A l’Anse-à-Veau, le 12 Octobre 1806.
Au général de division, ministre de la guerre et de la marine, au général en chef de l’armée d’Haïti.
Mon cher général,
Tous les militaires et le peuple vous regardent depuis longtemps comme le successeur au gouvernement d’Haïti. La tyrannie qu’exerce sur l’armée et le peuple d’Haïti le génie destructeur de l’Empereur actuel a fait rompre le frein au peuple de la partie des Cayes. Le 10, dans la plaine, l’inspecteur, le colonel Étienne Mentor, y a eu la tête tranchée pour avoir voulu exécuter les ordres qu’il avait de tuer tous les vieux libres, surtout de couleur. Cet ordre donné par l’Empereur, d’abord au général Moreau et à cet inspecteur, ainsi qu’à d’autres, a été déjoué par le colonel de la cavalerie Wayne, un des bons et braves frères de tout le département.
Le général Moreau a été arrêté par le peuple, et les troupes ont demandé leur paie. Je crois que je serai obligé d’en faire de même ici pour éviter la défection des troupes et les habiller ; leur état fait pitié. Je vous ai vu gémir sur leur sort.
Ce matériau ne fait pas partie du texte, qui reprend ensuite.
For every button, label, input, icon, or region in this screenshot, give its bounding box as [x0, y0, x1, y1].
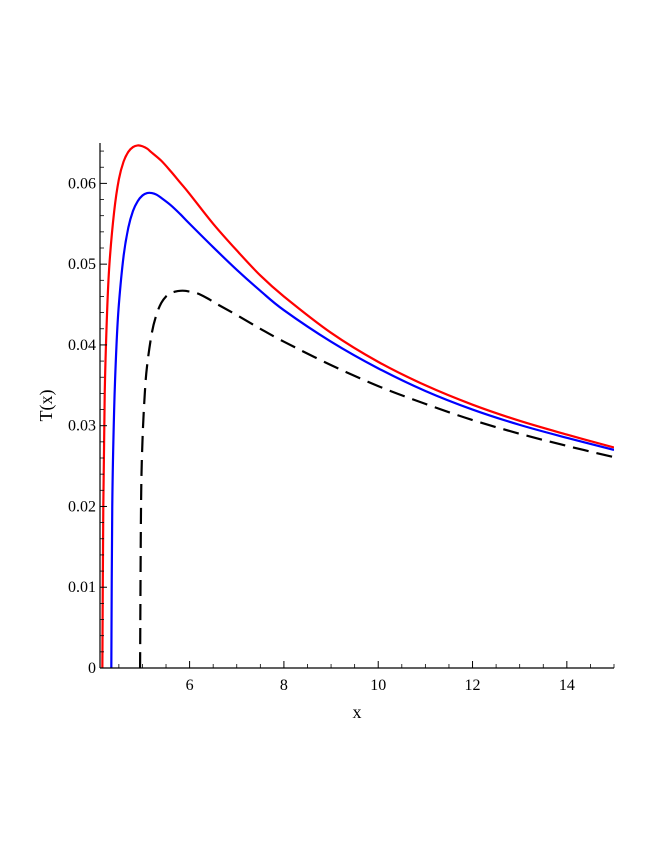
y-tick-label: 0	[88, 660, 96, 677]
x-tick-label: 6	[186, 677, 194, 694]
ticks: 0 0.01 0.02 0.03 0.04 0.05 0.06 6 8 10 12 14	[68, 150, 615, 694]
y-tick-label: 0.04	[68, 337, 96, 354]
series-line-3	[138, 289, 614, 669]
series-layer	[101, 144, 614, 669]
x-tick-label: 8	[280, 677, 288, 694]
series-line-1	[101, 144, 614, 669]
axes	[99, 143, 614, 669]
x-tick-label: 14	[559, 677, 575, 694]
y-tick-label: 0.02	[68, 498, 96, 515]
x-axis-title: x	[353, 702, 362, 722]
y-tick-label: 0.05	[68, 256, 96, 273]
series-line-2	[110, 191, 614, 669]
y-tick-label: 0.06	[68, 175, 96, 192]
y-tick-label: 0.03	[68, 418, 96, 435]
y-axis-title: T(x)	[36, 390, 57, 422]
y-tick-label: 0.01	[68, 579, 96, 596]
x-tick-label: 10	[370, 677, 386, 694]
x-tick-label: 12	[465, 677, 481, 694]
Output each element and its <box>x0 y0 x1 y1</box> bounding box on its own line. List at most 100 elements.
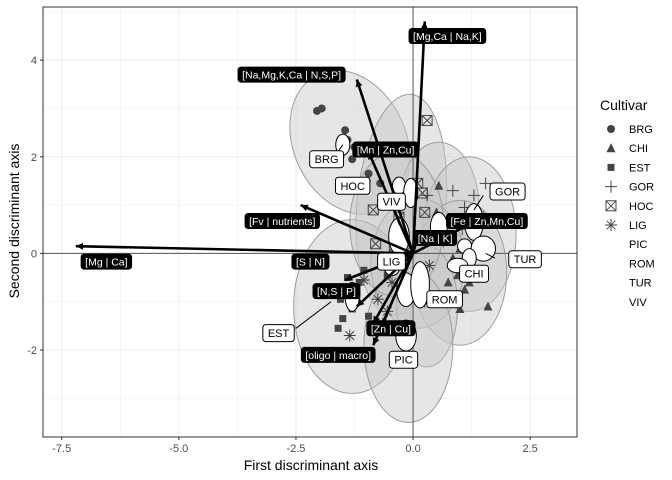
legend-entry: GOR <box>605 180 654 194</box>
arrow-labels: [Mg | Ca] [Mg,Ca | Na,K] [Na,Mg,K,Ca | N,S… <box>80 27 528 363</box>
legend-entry: LIG <box>605 219 647 232</box>
data-point-square <box>339 315 347 323</box>
legend-label: GOR <box>629 182 654 194</box>
arrow-label: [Mg | Ca] <box>80 253 133 270</box>
svg-text:[S | N]: [S | N] <box>296 257 325 269</box>
data-point-boxx <box>419 206 431 218</box>
svg-text:[Na,Mg,K,Ca | N,S,P]: [Na,Mg,K,Ca | N,S,P] <box>242 70 341 82</box>
svg-text:HOC: HOC <box>340 181 365 193</box>
x-tick-label: 0.0 <box>405 443 420 455</box>
arrow-label: [Mn | Zn,Cu] <box>352 141 419 158</box>
y-tick-label: 0 <box>31 248 37 260</box>
arrow-label: [Fv | nutrients] <box>244 213 320 230</box>
arrow-label: [Na | K] <box>413 229 458 246</box>
legend-key-square <box>607 163 615 171</box>
svg-text:[Mg | Ca]: [Mg | Ca] <box>85 257 127 269</box>
legend-entry: EST <box>607 162 651 174</box>
data-point-star <box>385 276 398 289</box>
legend-label: VIV <box>629 297 647 309</box>
data-point-circle <box>341 126 350 135</box>
y-tick-label: 2 <box>31 152 37 164</box>
cultivar-label: CHI <box>459 264 490 283</box>
arrow-label: [Fe | Zn,Mn,Cu] <box>446 213 528 230</box>
cultivar-label: VIV <box>377 192 406 211</box>
legend-label: LIG <box>629 220 647 232</box>
legend-label: CHI <box>629 143 648 155</box>
y-tick-label: -2 <box>27 345 37 357</box>
cultivar-label: BRG <box>309 150 345 169</box>
cultivar-labels: BRG HOC VIV GOR LIG TUR CHI ROM EST PIC <box>262 150 542 369</box>
data-point-triangle <box>434 180 444 190</box>
legend-entry: PIC <box>629 239 647 251</box>
loading-arrow <box>355 79 415 254</box>
svg-text:[Mn | Zn,Cu]: [Mn | Zn,Cu] <box>357 145 415 157</box>
data-point-circle <box>364 169 373 178</box>
svg-text:TUR: TUR <box>514 254 537 266</box>
data-point-square <box>336 295 344 303</box>
legend-title: Cultivar <box>600 97 648 113</box>
legend-entries: BRG CHI EST GOR HOC LIG PIC ROM TUR VIV <box>605 124 655 309</box>
panel-frame <box>42 6 578 438</box>
arrow-label: [Mg,Ca | Na,K] <box>408 27 487 44</box>
legend-label: TUR <box>629 278 652 290</box>
data-point-triangle <box>455 303 465 313</box>
loading-arrow <box>411 21 428 254</box>
cultivar-label: ROM <box>426 290 463 309</box>
data-point-plus <box>446 184 459 197</box>
svg-text:[oligo | macro]: [oligo | macro] <box>305 350 371 362</box>
svg-text:[N,S | P]: [N,S | P] <box>317 286 356 298</box>
loading-arrow <box>300 203 414 255</box>
legend-label: HOC <box>629 201 654 213</box>
arrow-label: [Na,Mg,K,Ca | N,S,P] <box>237 66 346 83</box>
data-point-square <box>334 324 342 332</box>
legend-key-circle <box>607 125 615 133</box>
centroid-ellipse <box>410 261 430 309</box>
arrow-label: [S | N] <box>291 253 330 270</box>
data-point-star <box>357 273 370 286</box>
svg-text:LIG: LIG <box>383 257 401 269</box>
svg-text:[Fe | Zn,Mn,Cu]: [Fe | Zn,Mn,Cu] <box>451 216 524 228</box>
svg-text:ROM: ROM <box>432 294 458 306</box>
legend-entry: BRG <box>607 124 653 136</box>
cultivar-label: GOR <box>489 182 526 201</box>
label-leader <box>485 252 496 259</box>
svg-text:VIV: VIV <box>383 197 401 209</box>
x-axis-title: First discriminant axis <box>244 457 379 473</box>
legend-entry: CHI <box>606 143 648 155</box>
svg-text:[Na | K]: [Na | K] <box>418 233 453 245</box>
panel-border <box>42 6 578 438</box>
data-point-star <box>423 259 436 272</box>
data-point-circle <box>317 104 326 113</box>
data-point-triangle <box>483 301 493 311</box>
data-point-boxx <box>370 238 382 250</box>
legend-label: ROM <box>629 258 655 270</box>
cultivar-label: HOC <box>334 176 371 195</box>
legend-entry: HOC <box>605 200 654 213</box>
loading-arrow <box>75 242 414 255</box>
legend-entry: VIV <box>629 297 647 309</box>
data-point-square <box>355 278 363 286</box>
data-point-square <box>383 271 391 279</box>
svg-text:[Fv | nutrients]: [Fv | nutrients] <box>249 216 315 228</box>
label-leader <box>473 195 484 211</box>
svg-text:[Zn | Cu]: [Zn | Cu] <box>371 323 411 335</box>
legend-key-boxx <box>605 200 617 212</box>
data-point-square <box>365 312 373 320</box>
svg-text:BRG: BRG <box>315 154 339 166</box>
data-point-star <box>371 293 384 306</box>
y-axis-title: Second discriminant axis <box>6 144 22 299</box>
data-point-plus <box>467 189 480 202</box>
svg-text:EST: EST <box>268 328 290 340</box>
legend-key-plus <box>605 180 617 193</box>
svg-text:PIC: PIC <box>394 355 412 367</box>
data-point-triangle <box>443 277 453 287</box>
legend-key-star <box>605 219 617 231</box>
legend-entry: ROM <box>629 258 655 270</box>
legend-label: BRG <box>629 124 653 136</box>
legend-label: PIC <box>629 239 647 251</box>
legend-label: EST <box>629 162 651 174</box>
x-tick-label: -7.5 <box>52 443 71 455</box>
x-tick-label: 2.5 <box>523 443 538 455</box>
cultivar-label: EST <box>262 324 295 343</box>
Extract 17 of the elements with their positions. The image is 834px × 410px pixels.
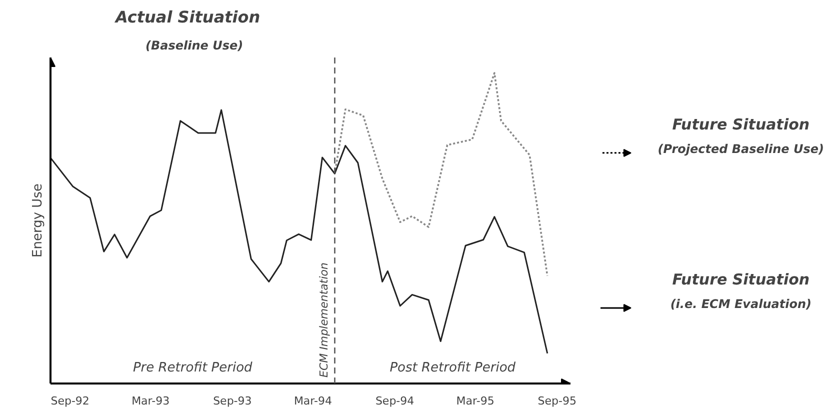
text: (i.e. ECM Evaluation): [670, 297, 812, 312]
x-tick-label: Mar-94: [294, 394, 332, 408]
chart-title: Actual Situation: [114, 8, 260, 26]
annotation: Pre Retrofit Period: [132, 360, 254, 376]
text: Future Situation: [672, 115, 810, 134]
text: Future Situation: [672, 270, 810, 288]
x-tick-label: Mar-93: [132, 394, 170, 408]
x-tick-label: Sep-94: [375, 394, 414, 408]
x-tick-label: Mar-95: [456, 394, 494, 408]
text: (Projected Baseline Use): [658, 142, 824, 156]
chart-subtitle: (Baseline Use): [146, 38, 244, 52]
y-axis-title: Energy Use: [30, 184, 46, 258]
x-tick-label: Sep-95: [538, 394, 577, 408]
x-tick-label: Sep-93: [213, 394, 252, 408]
annotation: Post Retrofit Period: [390, 360, 516, 376]
x-tick-label: Sep-92: [50, 394, 90, 408]
ref-line-label: ECM Implementation: [318, 262, 331, 378]
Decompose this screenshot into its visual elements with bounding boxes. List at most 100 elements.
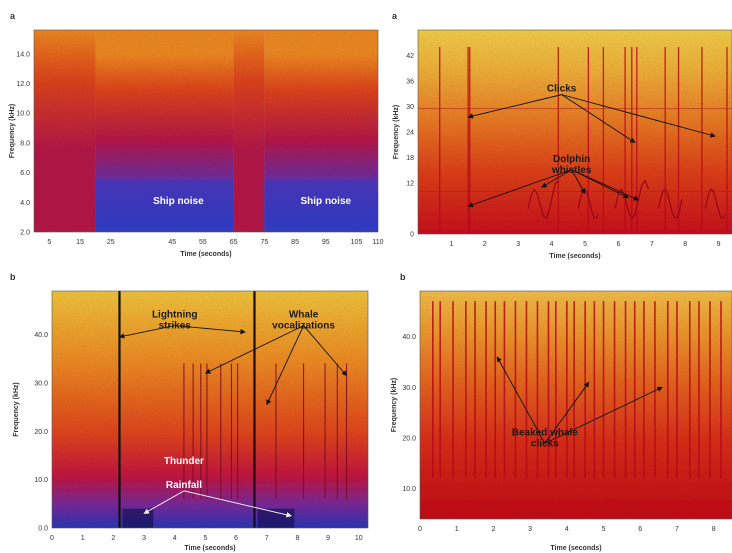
annotation-arrow [544,386,663,444]
x-tick-label: 5 [602,526,606,533]
y-tick-label: 30.0 [402,385,416,392]
y-tick-label: 10.0 [402,486,416,493]
x-tick-label: 0 [50,535,54,542]
annotation-arrow [174,325,246,335]
y-tick-label: 18 [406,155,414,162]
annotation-label: Rainfall [166,480,202,491]
annotation-arrow [541,169,572,188]
x-tick-label: 2 [111,535,115,542]
panel-label: a [10,11,16,21]
spectrogram-area [418,30,732,234]
annotation-label: Ship noise [153,196,204,207]
annotation-arrow [143,490,185,514]
x-tick-label: 9 [326,535,330,542]
whistle-contour [704,188,726,220]
x-tick-label: 0 [418,526,422,533]
y-tick-label: 14.0 [16,51,30,58]
x-tick-label: 4 [173,535,177,542]
panel-lightning-whale: b 0 1 2 3 4 5 6 7 8 9 10 0.0 10.0 20.0 30.0 40.0 Time (se… [10,272,369,552]
x-tick-label: 105 [351,239,363,246]
annotation-arrow [303,325,347,377]
y-tick-label: 30 [406,104,414,111]
x-tick-label: 7 [265,535,269,542]
y-tick-label: 12 [406,181,414,188]
annotation-arrow [561,94,716,138]
x-tick-label: 75 [260,239,268,246]
quiet-interval [233,30,265,232]
whistle-contour [527,180,559,220]
y-tick-label: 8.0 [20,140,30,147]
whistle-contour [657,188,683,220]
spectrogram-background [420,291,732,519]
annotation-arrow [571,169,586,195]
quiet-interval [34,30,96,232]
x-tick-label: 1 [81,535,85,542]
annotation-label: Dolphin whistles [551,154,592,176]
y-axis-title: Frequency (kHz) [13,382,20,436]
y-tick-label: 20.0 [402,435,416,442]
x-axis-title: Time (seconds) [184,545,235,552]
ship-noise-band [95,180,234,232]
annotation-label: Ship noise [301,196,352,207]
annotation-arrow [561,94,636,144]
x-tick-label: 6 [638,526,642,533]
annotation-label: Thunder [164,456,204,467]
annotation-label: Lightning strikes [152,310,198,332]
annotation-arrow [183,490,292,518]
x-tick-label: 15 [76,239,84,246]
spectrogram-area [52,291,368,528]
panel-label: b [10,272,16,282]
x-tick-label: 3 [528,526,532,533]
annotation-label: Beaked whale clicks [512,427,579,449]
x-tick-label: 45 [168,239,176,246]
y-tick-label: 0.0 [38,526,48,533]
spectrogram-background [418,30,732,234]
x-axis-title: Time (seconds) [550,545,601,552]
x-tick-label: 5 [583,241,587,248]
x-tick-label: 5 [203,535,207,542]
spectrogram-area [420,291,732,519]
x-tick-label: 55 [199,239,207,246]
annotation-arrow [571,169,639,201]
x-tick-label: 1 [455,526,459,533]
x-tick-label: 10 [355,535,363,542]
annotation-arrow [496,356,546,444]
y-tick-label: 10.0 [16,111,30,118]
y-tick-label: 10.0 [34,477,48,484]
y-tick-label: 2.0 [20,230,30,237]
x-tick-label: 8 [683,241,687,248]
thunder-energy [122,508,154,528]
x-tick-label: 7 [650,241,654,248]
annotation-arrow [204,325,304,374]
y-axis-title: Frequency (kHz) [391,378,398,432]
y-tick-label: 20.0 [34,429,48,436]
spectrogram-background [52,291,368,528]
y-axis-title: Frequency (kHz) [9,104,16,158]
y-tick-label: 24 [406,130,414,137]
x-tick-label: 2 [491,526,495,533]
x-tick-label: 8 [712,526,716,533]
x-tick-label: 7 [675,526,679,533]
panel-ship-noise: a 5 15 25 45 55 65 75 85 95 105 110 2.0 4.0 6.0 8.0 10.0… [9,11,384,258]
x-tick-label: 5 [47,239,51,246]
x-tick-label: 6 [616,241,620,248]
x-axis-title: Time (seconds) [549,253,600,260]
x-tick-label: 85 [291,239,299,246]
thunder-energy [257,508,295,528]
y-tick-label: 4.0 [20,200,30,207]
panel-label: a [392,11,398,21]
x-tick-label: 1 [449,241,453,248]
x-tick-label: 2 [483,241,487,248]
x-tick-label: 6 [234,535,238,542]
plot-frame [417,29,732,235]
panel-label: b [400,272,406,282]
y-tick-label: 36 [406,79,414,86]
whistle-contour [577,188,600,220]
annotation-arrow [544,381,590,444]
annotation-arrow [467,94,562,119]
annotation-arrow [467,169,572,208]
plot-frame [419,290,732,520]
y-tick-label: 0 [410,232,414,239]
x-tick-label: 4 [550,241,554,248]
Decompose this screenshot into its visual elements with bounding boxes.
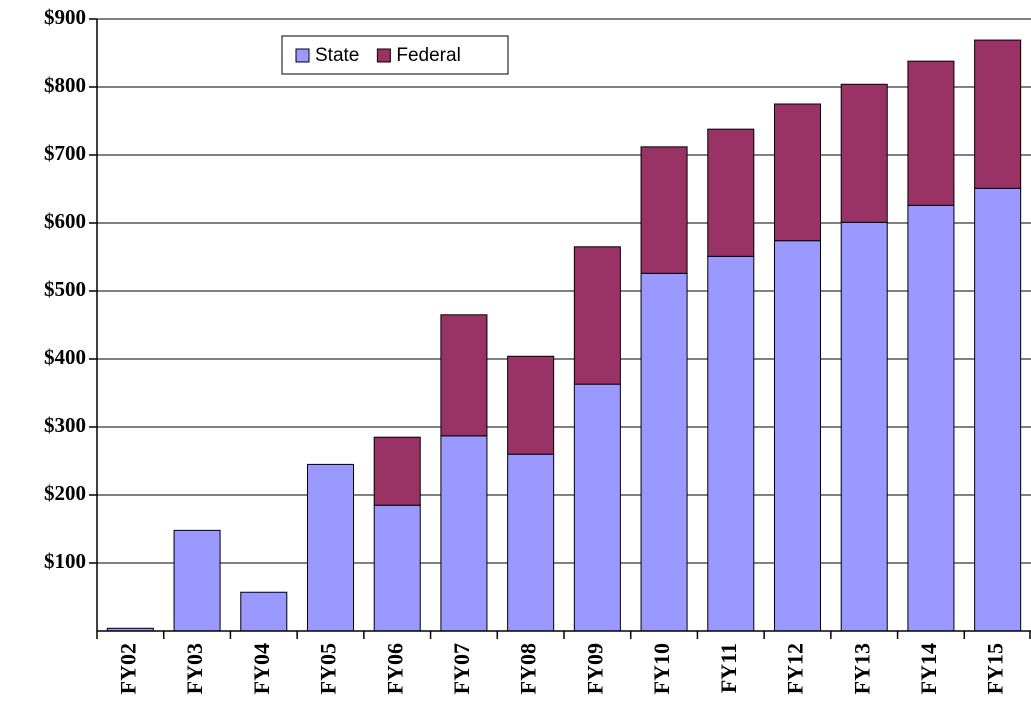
x-tick-label: FY05 bbox=[316, 643, 341, 694]
y-tick-label: $300 bbox=[44, 413, 86, 437]
y-tick-label: $200 bbox=[44, 481, 86, 505]
y-tick-label: $100 bbox=[44, 549, 86, 573]
bar-segment bbox=[974, 187, 1022, 632]
legend-label: State bbox=[315, 45, 359, 66]
bar-segment bbox=[707, 128, 755, 257]
x-tick-label: FY04 bbox=[249, 643, 274, 694]
bar-segment bbox=[640, 146, 688, 274]
bar-segment bbox=[773, 240, 822, 632]
bar-segment bbox=[507, 355, 555, 455]
x-tick-label: FY11 bbox=[716, 643, 741, 693]
bar-segment bbox=[707, 255, 755, 632]
x-tick-label: FY09 bbox=[582, 643, 607, 694]
x-tick-label: FY02 bbox=[115, 643, 140, 694]
x-tick-label: FY03 bbox=[182, 643, 207, 694]
bar-segment bbox=[373, 504, 421, 632]
x-tick-label: FY13 bbox=[849, 643, 874, 694]
legend: State Federal bbox=[281, 35, 509, 75]
x-tick-label: FY14 bbox=[916, 643, 941, 694]
bar-segment bbox=[974, 39, 1022, 189]
legend-swatch bbox=[376, 48, 391, 63]
x-tick-label: FY07 bbox=[449, 643, 474, 694]
bar-segment bbox=[573, 246, 621, 385]
y-tick-label: $900 bbox=[44, 5, 86, 29]
x-tick-label: FY12 bbox=[783, 643, 808, 694]
bar-segment bbox=[440, 435, 488, 632]
legend-box bbox=[281, 35, 509, 75]
bar-segment bbox=[907, 204, 955, 632]
x-tick-label: FY10 bbox=[649, 643, 674, 694]
x-tick-label: FY15 bbox=[983, 643, 1008, 694]
bar-segment bbox=[306, 463, 355, 632]
bar-segment bbox=[573, 383, 621, 632]
bar-segment bbox=[240, 591, 288, 632]
legend-label: Federal bbox=[396, 45, 460, 66]
y-tick-label: $700 bbox=[44, 141, 86, 165]
bar-segment bbox=[173, 529, 221, 632]
y-tick-label: $500 bbox=[44, 277, 86, 301]
bar-segment bbox=[507, 453, 555, 632]
y-tick-label: $600 bbox=[44, 209, 86, 233]
bar-segment bbox=[440, 314, 488, 437]
x-tick-label: FY08 bbox=[516, 643, 541, 694]
bar-segment bbox=[773, 103, 822, 242]
y-tick-label: $400 bbox=[44, 345, 86, 369]
bar-segment bbox=[840, 221, 888, 632]
x-tick-label: FY06 bbox=[382, 643, 407, 694]
bar-segment bbox=[840, 83, 888, 223]
y-tick-label: $800 bbox=[44, 73, 86, 97]
bar-segment bbox=[373, 436, 421, 506]
bar-segment bbox=[907, 60, 955, 206]
legend-swatch bbox=[295, 48, 310, 63]
bar-segment bbox=[640, 272, 688, 632]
Comme ministre de la guerre, par la Constitution, je dois faire payer les troupes ; mais Sa Majesté ne m’a jamais témoigné le moindre désir de les solder.
Alors, honorable général, ne serait-il point de votre dignité de prendre à cœur la cause des troupes et du peuple, et me donner vos ordres ; car si les chefs ne montrent pas de l’énergie, le pays sera bouleversé de fond en comble, par suites des démarches inconsidérées du chef du pouvoir : le renversement de la culture, la destruction du commerce, les familles dépouillées de leurs propriétés, jetées dans les rues et les grands chemins ; d’autres ruinées par des amendes, des confiscations les plus absurdes ; vingt mille gourdes par an ne suffisent à peine pour entretenir chacune de ses concubines, dont on en compte au moins une vingtaine ; les munitions de guerre prodiguées dans des saluts insignifiants, dans un pays où l’on doit s’attendre à se voir envahir par l’ennemi étranger ; des fortifications sans un baril de maïs, qui est une production qu’on peut se procurer sans la moindre dépense, et cela par une défiance mal placée et hors d’œuvre, dans un temps où tout le monde n’avait d’autre but que de s’ensevelir sous les ruines de son pays ou de le défendre en homme libre.
Mais la liberté, grand Dieu ! est un vain nom dans ce pays, qu’on n’ose plus prononcer ouvertement, quoiqu’il soit placé à la tête des actes ; mais elle n’existe que là. On a usurpé les vœux généraux pour une Constitution dont ils ignoraient le premier mot et qui ne leur a été connue que lorsqu’elle fut publiée, quand on l’a reçue et qu’on la foule aux pieds chaque jour. Si le despote de Constantinople l’eût faite, elle n’aurait pas été plus cruelle ; il existe des lois, et l’on fusille, baïonnette des hommes, de nuit, sans jugement.
Enfin, si l’on voulait analyser les maux dont le peuple est opprimé, les bourreaux de France même en rougiraient ; le peuple est lassé, et nul homme de sentiment ne peut plus exister sous un pareil gouvernement. On ne meurt qu’une fois, et quiconque se laisse avilir est digne de l’être ; je n’y ai jamais consenti, mais bien de vous reconnaître pour le premier chef de cet empire, jusqu’à ce que le moment heureux de vous le prouver, de vive voix, soit arrivé.
J’ai l’honneur d’être, de V. Exc.,
le très humble serviteur et ami.
Signé : Ét. Gérin
Thomas Madiou, Histoire d’Haïti, tome III (Port-au-Prince : J. Courtois, 1848), p. 307-308.